Educational Applications

• Password security analysis and entropy measurement learning
• Cryptographic implementation study (PBKDF2, HMAC, entropy mixing)
• Understanding security compliance requirements
• Practical application of cryptographic best practices

Security Standards Alignment

FibroHash follows established security best practices and guidelines:

• Industry Standards: Implements PBKDF2-HMAC-SHA256 as recommended by security frameworks
• Password Security: Follows modern password complexity and entropy requirements
• Cryptographic Practices: Uses established algorithms and secure random number generation
• Best Practices: Incorporates lessons from security research and vulnerability analysis

Password Quality Validation

from security_utils import SecurePasswordValidator

validator = SecurePasswordValidator()
is_valid, issues = validator.validate(password)
print(f"Password valid: {is_valid}, Issues found: {len(issues)}")

Project Structure

fibrohash/
├── main.py                    # Core password generation engine
├── config.py                  # Configuration management
├── security_utils.py          # Security analysis and validation
├── test.py                   # Comprehensive test suite
├── setup.py                  # Package configuration
├── main.tex                  # arXiv research paper (LaTeX)
├── references.bib            # Bibliography for arXiv submission
├── CONTRIBUTING.md           # Contribution guidelines
├── docs/                     # Documentation directory
├── .github/workflows/        # CI/CD configuration
└── fibrohash_config.json    # Security configuration

Contributing

We welcome contributions from the research community! Please see CONTRIBUTING.md for detailed guidelines.

Development Setup

git clone https://github.com/SpyrosLefkaditis/fibrohash.git
cd fibrohash

# Make scripts executable (Linux/macOS)
chmod +x setup.sh init.sh

# No pip installation needed - uses only standard library

Running Tests

python3 test.py  # Comprehensive security test suite

# Verify installation
python3 -c "from main import generate_password; print('Installation successful')"

Citation

If you use FibroHash in your work or research, please cite our published documentation:

@misc{lefkaditis2025fibrohash,
  title={FibroHash: A Cryptographically Secure Password Generation Framework for System Administration},
  author={Lefkaditis, Spyros},
  year={2025},
  publisher={Zenodo},
  doi={10.5281/zenodo.17560415},
  url={https://doi.org/10.5281/zenodo.17560415}
}

APA Style: Lefkaditis, S. (2025).

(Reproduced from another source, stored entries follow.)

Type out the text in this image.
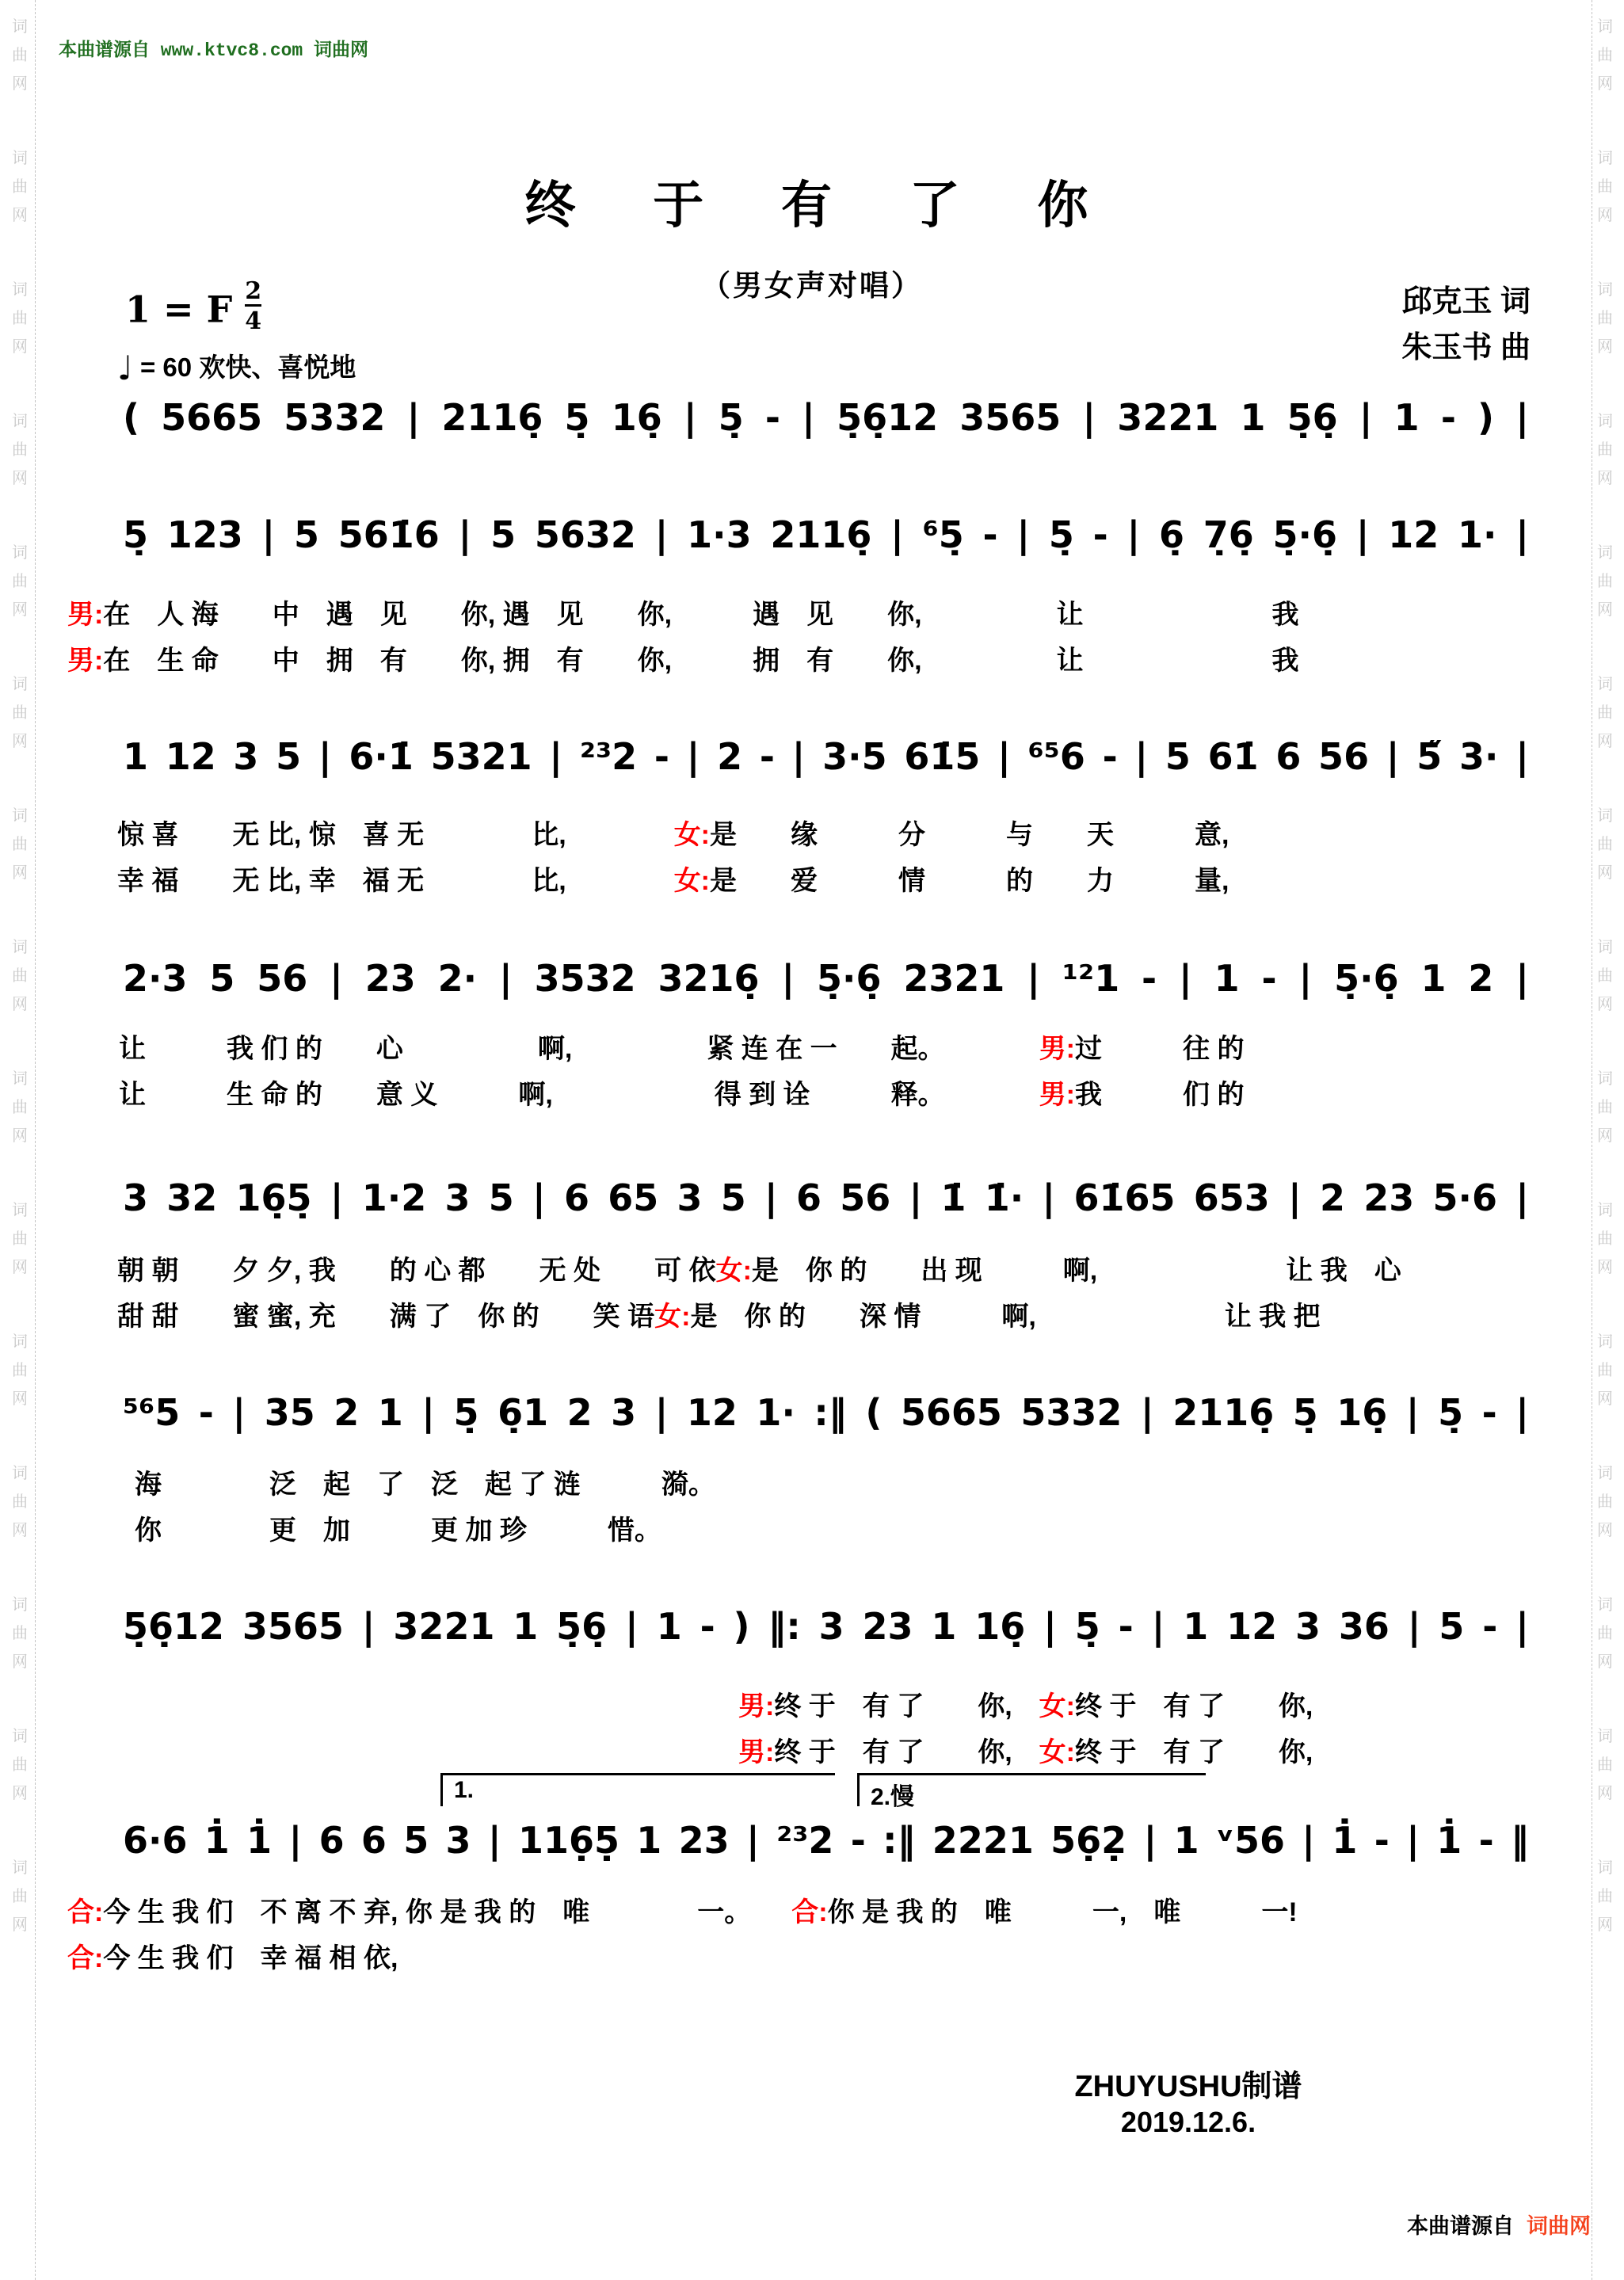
词
曲
网
词
曲
网
词
曲
网
词
曲
网
词
曲
网
词
曲
网
词
曲
网
词
曲
网
词
曲
网
词
曲
网
词
曲
网
词
曲
网
词
曲
网
词
曲
网
词
曲
网
词
曲
网
词
曲
网
词
曲
网
词
曲
网
词
曲
网
词
曲
网
词
曲
网
词
曲
网
词
曲
网
词
曲
网
词
曲
网
词
曲
网
词
曲
网
词
曲
网
词
曲
网
本曲谱源自 www.ktvc8.com 词曲网
终 于 有 了 你
（男女声对唱）
1 = F $\frac{2}{4}$
♩ = 60 欢快、喜悦地
邱克玉 词
朱玉书 曲
( 5665 5332 | 2116̣ 5̣ 16̣ | 5̣ - | 5̣6̣12 3565 | 3221 1 5̣6̣ | 1 - ) |
5̣ 123 | 5 561̇6 | 5 5632 | 1·3 2116̣ | ⁶5̣ - | 5̣ - | 6̣ 7̣6̣ 5̣·6̣ | 12 1· |
1 12 3 5 | 6·1̇ 5321 | ²³2 - | 2 - | 3·5 61̇5 | ⁶⁵6 - | 5 61̇ 6 56 | 5̋ 3· |
2·3 5 56 | 23 2· | 3532 3216̣ | 5̣·6̣ 2321 | ¹²1 - | 1 - | 5̣·6̣ 1 2 |
3 32 16̣5̣ | 1·2 3 5 | 6 65 3 5 | 6 56 | 1̇ 1̇· | 61̇65 653 | 2 23 5·6 |
⁵⁶5 - | 35 2 1 | 5̣ 6̣1 2 3 | 12 1· :‖ ( 5665 5332 | 2116̣ 5̣ 16̣ | 5̣ - |
5̣6̣12 3565 | 3221 1 5̣6̣ | 1 - ) ‖: 3 23 1 16̣ | 5̣ - | 1 12 3 36 | 5 - |
6·6 1̇ 1̇ | 6 6 5 3 | 116̣5̣ 1 23 | ²³2 - :‖ 2221 56̣2̣ | 1 ᵛ56 | 1̇ - | 1̇ - ‖
1.	2.慢
男:在　人 海　　中　遇　见　　你, 遇　见　　你,　　　遇　见　　你,　　　　　让　　　　　　　我
男:在　生 命　　中　拥　有　　你, 拥　有　　你,　　　拥　有　　你,　　　　　让　　　　　　　我
惊 喜　　无 比, 惊　喜 无　　　　比,　　　　女:是　　缘　　　分　　　与　　天　　　意,
幸 福　　无 比, 幸　福 无　　　　比,　　　　女:是　　爱　　　情　　　的　　力　　　量,
让　　　我 们 的　　心　　　　　啊,　　　　　紧 连 在 一　　起。　　　　男:过　　　往 的
让　　　生 命 的　　意 义　　　啊,　　　　　　得 到 诠　　　释。　　　　男:我　　　们 的
朝 朝　　夕 夕, 我　　的 心 都　　无 处　　可 依女:是　你 的　　出 现　　　啊,　　　　　　　让 我　心
甜 甜　　蜜 蜜, 充　　满 了　你 的　　笑 语女:是　你 的　　深 情　　　啊,　　　　　　　让 我 把
海　　　　泛　起　了　泛　起 了 涟　　　漪。
你　　　　更　加　　　更 加 珍　　　惜。
男:终 于　有 了　　你,　女:终 于　有 了　　你,
男:终 于　有 了　　你,　女:终 于　有 了　　你,
合:今 生 我 们　不 离 不 弃, 你 是 我 的　唯　　　　一。　　合:你 是 我 的　唯　　　一,　唯　　　一!
合:今 生 我 们　幸 福 相 依,
ZHUYUSHU制谱
2019.12.6.
本曲谱源自 词曲网
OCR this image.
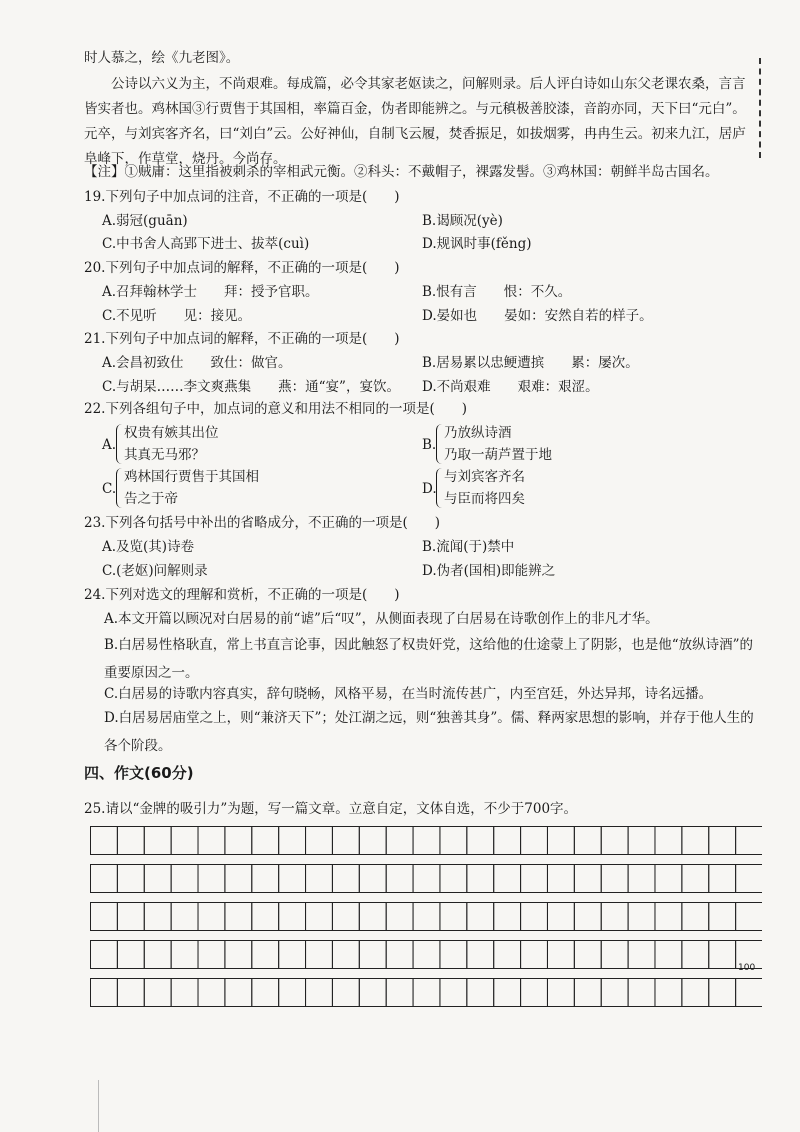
时人慕之，绘《九老图》。

公诗以六义为主，不尚艰难。每成篇，必令其家老妪读之，问解则录。后人评白诗如山东父老课农桑，言言皆实者也。鸡林国③行贾售于其国相，率篇百金，伪者即能辨之。与元稹极善胶漆，音韵亦同，天下曰“元白”。元卒，与刘宾客齐名，曰“刘白”云。公好神仙，自制飞云履，焚香振足，如拔烟雾，冉冉生云。初来九江，居庐阜峰下，作草堂，烧丹。今尚存。

【注】①贼庸：这里指被刺杀的宰相武元衡。②科头：不戴帽子，裸露发髻。③鸡林国：朝鲜半岛古国名。

19.下列句子中加点词的注音，不正确的一项是(　　)
A.弱冠(guān)	B.谒顾况(yè)
C.中书舍人高郢下进士、拔萃(cuì)	D.规讽时事(fěng)
20.下列句子中加点词的解释，不正确的一项是(　　)
A.召拜翰林学士　　拜：授予官职。	B.恨有言　　恨：不久。
C.不见听　　见：接见。	D.晏如也　　晏如：安然自若的样子。
21.下列句子中加点词的解释，不正确的一项是(　　)
A.会昌初致仕　　致仕：做官。	B.居易累以忠鲠遭摈　　累：屡次。
C.与胡杲……李文爽燕集　　燕：通“宴”，宴饮。 D.不尚艰难　　艰难：艰涩。
22.下列各组句子中，加点词的意义和用法不相同的一项是(　　)
A.
权贵有嫉其出位
其真无马邪？
B.
乃放纵诗酒
乃取一葫芦置于地
C.
鸡林国行贾售于其国相
告之于帝
D.
与刘宾客齐名
与臣而将四矣
23.下列各句括号中补出的省略成分，不正确的一项是(　　)
A.及览(其)诗卷	B.流闻(于)禁中
C.(老妪)问解则录	D.伪者(国相)即能辨之
24.下列对选文的理解和赏析，不正确的一项是(　　)
A.本文开篇以顾况对白居易的前“谑”后“叹”，从侧面表现了白居易在诗歌创作上的非凡才华。
B.白居易性格耿直，常上书直言论事，因此触怒了权贵奸党，这给他的仕途蒙上了阴影，也是他“放纵诗酒”的重要原因之一。
C.白居易的诗歌内容真实，辞句晓畅，风格平易，在当时流传甚广，内至宫廷，外达异邦，诗名远播。
D.白居易居庙堂之上，则“兼济天下”；处江湖之远，则“独善其身”。儒、释两家思想的影响，并存于他人生的各个阶段。
四、作文(60分)
25.请以“金牌的吸引力”为题，写一篇文章。立意自定，文体自选，不少于700字。
100
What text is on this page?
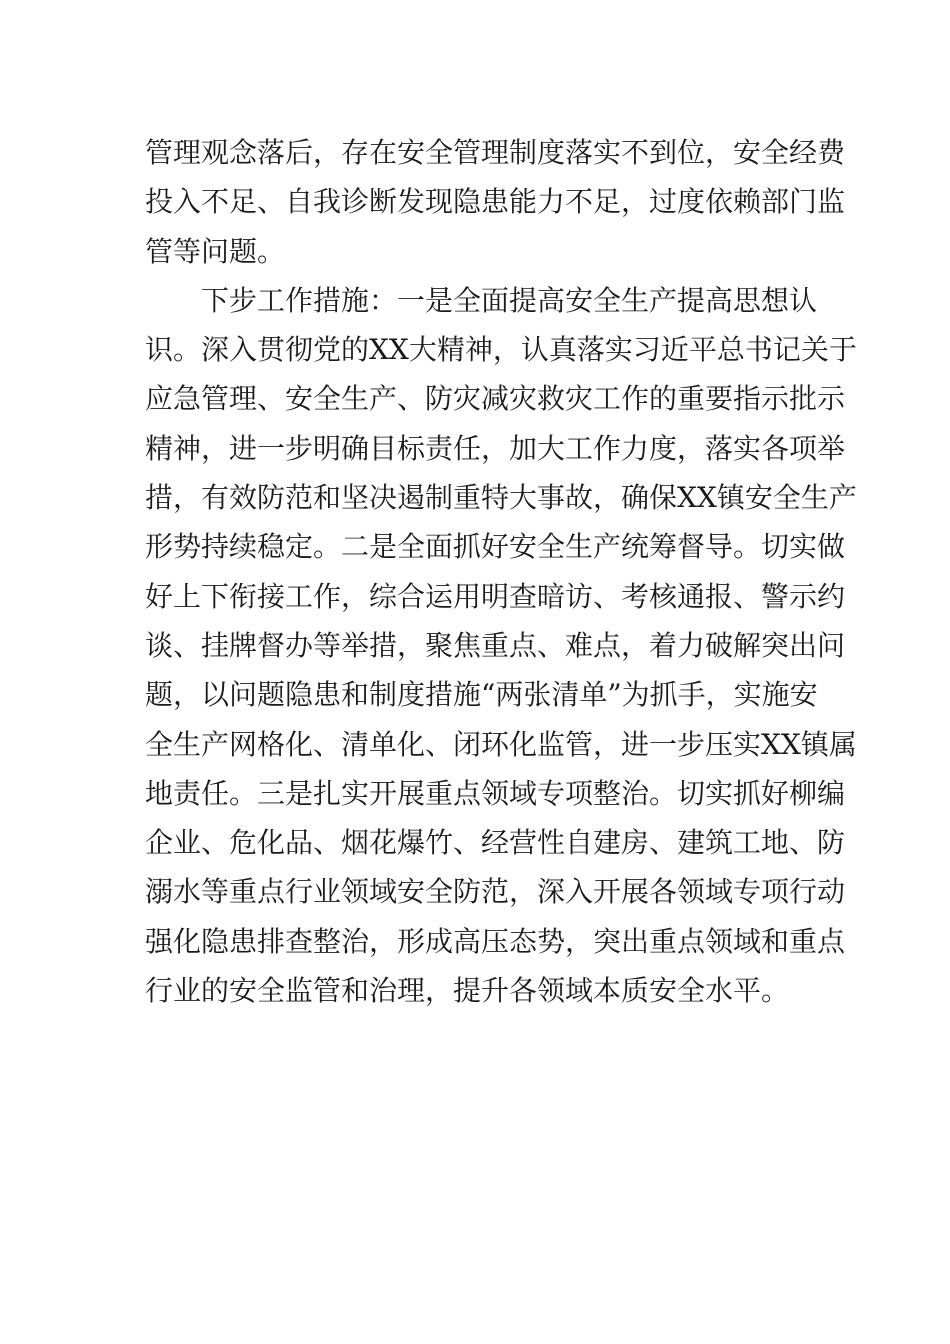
管理观念落后，存在安全管理制度落实不到位，安全经费
投入不足、自我诊断发现隐患能力不足，过度依赖部门监
管等问题。
　　下步工作措施：一是全面提高安全生产提高思想认
识。深入贯彻党的XX大精神，认真落实习近平总书记关于
应急管理、安全生产、防灾减灾救灾工作的重要指示批示
精神，进一步明确目标责任，加大工作力度，落实各项举
措，有效防范和坚决遏制重特大事故，确保XX镇安全生产
形势持续稳定。二是全面抓好安全生产统筹督导。切实做
好上下衔接工作，综合运用明查暗访、考核通报、警示约
谈、挂牌督办等举措，聚焦重点、难点，着力破解突出问
题，以问题隐患和制度措施“两张清单”为抓手，实施安
全生产网格化、清单化、闭环化监管，进一步压实XX镇属
地责任。三是扎实开展重点领域专项整治。切实抓好柳编
企业、危化品、烟花爆竹、经营性自建房、建筑工地、防
溺水等重点行业领域安全防范，深入开展各领域专项行动
强化隐患排查整治，形成高压态势，突出重点领域和重点
行业的安全监管和治理，提升各领域本质安全水平。
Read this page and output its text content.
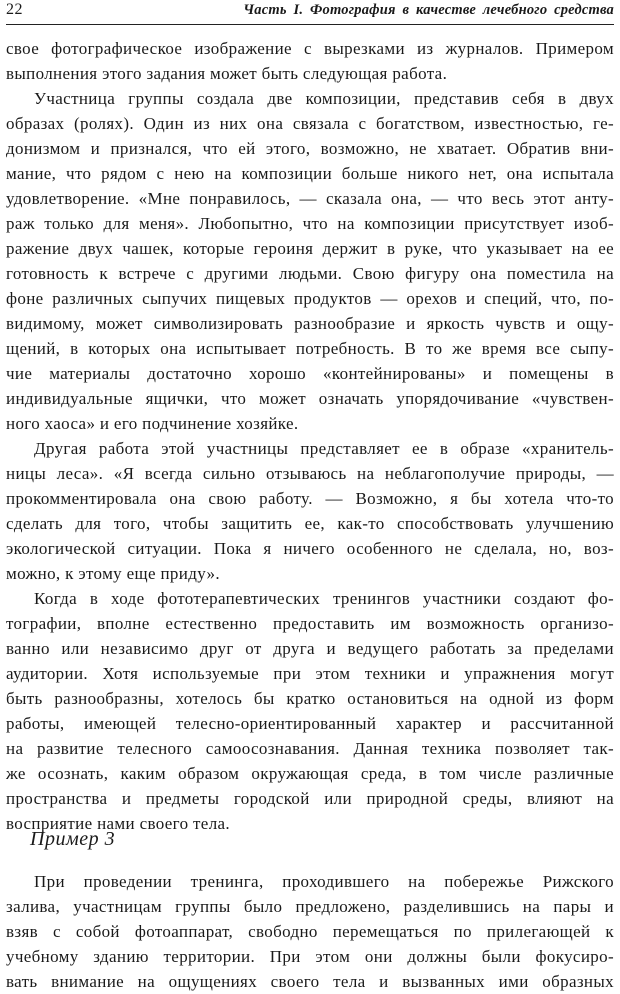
22	Часть I. Фотография в качестве лечебного средства
свое фотографическое изображение с вырезками из журналов. Примером
выполнения этого задания может быть следующая работа.
Участница группы создала две композиции, представив себя в двух
образах (ролях). Один из них она связала с богатством, известностью, ге-
донизмом и признался, что ей этого, возможно, не хватает. Обратив вни-
мание, что рядом с нею на композиции больше никого нет, она испытала
удовлетворение. «Мне понравилось, — сказала она, — что весь этот анту-
раж только для меня». Любопытно, что на композиции присутствует изоб-
ражение двух чашек, которые героиня держит в руке, что указывает на ее
готовность к встрече с другими людьми. Свою фигуру она поместила на
фоне различных сыпучих пищевых продуктов — орехов и специй, что, по-
видимому, может символизировать разнообразие и яркость чувств и ощу-
щений, в которых она испытывает потребность. В то же время все сыпу-
чие материалы достаточно хорошо «контейнированы» и помещены в
индивидуальные ящички, что может означать упорядочивание «чувствен-
ного хаоса» и его подчинение хозяйке.
Другая работа этой участницы представляет ее в образе «хранитель-
ницы леса». «Я всегда сильно отзываюсь на неблагополучие природы, —
прокомментировала она свою работу. — Возможно, я бы хотела что-то
сделать для того, чтобы защитить ее, как-то способствовать улучшению
экологической ситуации. Пока я ничего особенного не сделала, но, воз-
можно, к этому еще приду».
Когда в ходе фототерапевтических тренингов участники создают фо-
тографии, вполне естественно предоставить им возможность организо-
ванно или независимо друг от друга и ведущего работать за пределами
аудитории. Хотя используемые при этом техники и упражнения могут
быть разнообразны, хотелось бы кратко остановиться на одной из форм
работы, имеющей телесно-ориентированный характер и рассчитанной
на развитие телесного самоосознавания. Данная техника позволяет так-
же осознать, каким образом окружающая среда, в том числе различные
пространства и предметы городской или природной среды, влияют на
восприятие нами своего тела.
Пример 3
При проведении тренинга, проходившего на побережье Рижского
залива, участницам группы было предложено, разделившись на пары и
взяв с собой фотоаппарат, свободно перемещаться по прилегающей к
учебному зданию территории. При этом они должны были фокусиро-
вать внимание на ощущениях своего тела и вызванных ими образных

FibroHash: A Cryptographically Secure Password Generation Framework for System Administration (Version 2.0). Zenodo. https://doi.org/10.5281/zenodo.17560415

License

This project is licensed under the MIT License - see the LICENSE file for details.

Acknowledgments

• Python Cryptography Community for establishing security best practices
• Open source security researchers and contributors
• Academic research community for advancing password security methodologies

Support

• Documentation: See docs/ directory
• Issues: GitHub Issues
• Security Issues: Please report privately to maintainers
• Research Collaboration: Contact via GitHub or paper citations

---

Framework Overview

Purpose: FibroHash is a comprehensive cryptographic password generation framework that implements industry-standard security practices with enhanced analysis and compliance validation capabilities.

Production Use: The password generation is cryptographically secure using Python's secrets module and industry-standard PBKDF2-HMAC-SHA256. The framework is suitable for production use in system administration, security auditing, and educational environments.

Technical Approach: This implementation combines proven cryptographic techniques (PBKDF2, HMAC, CSPRNG) with comprehensive security analysis tools, providing both secure password generation and detailed entropy validation for compliance and educational purposes.

---

Technical Disclaimer: FibroHash implements current cryptographic best practices for educational purposes. Users should evaluate security requirements and keep software updated. No cryptographic system provides absolute security.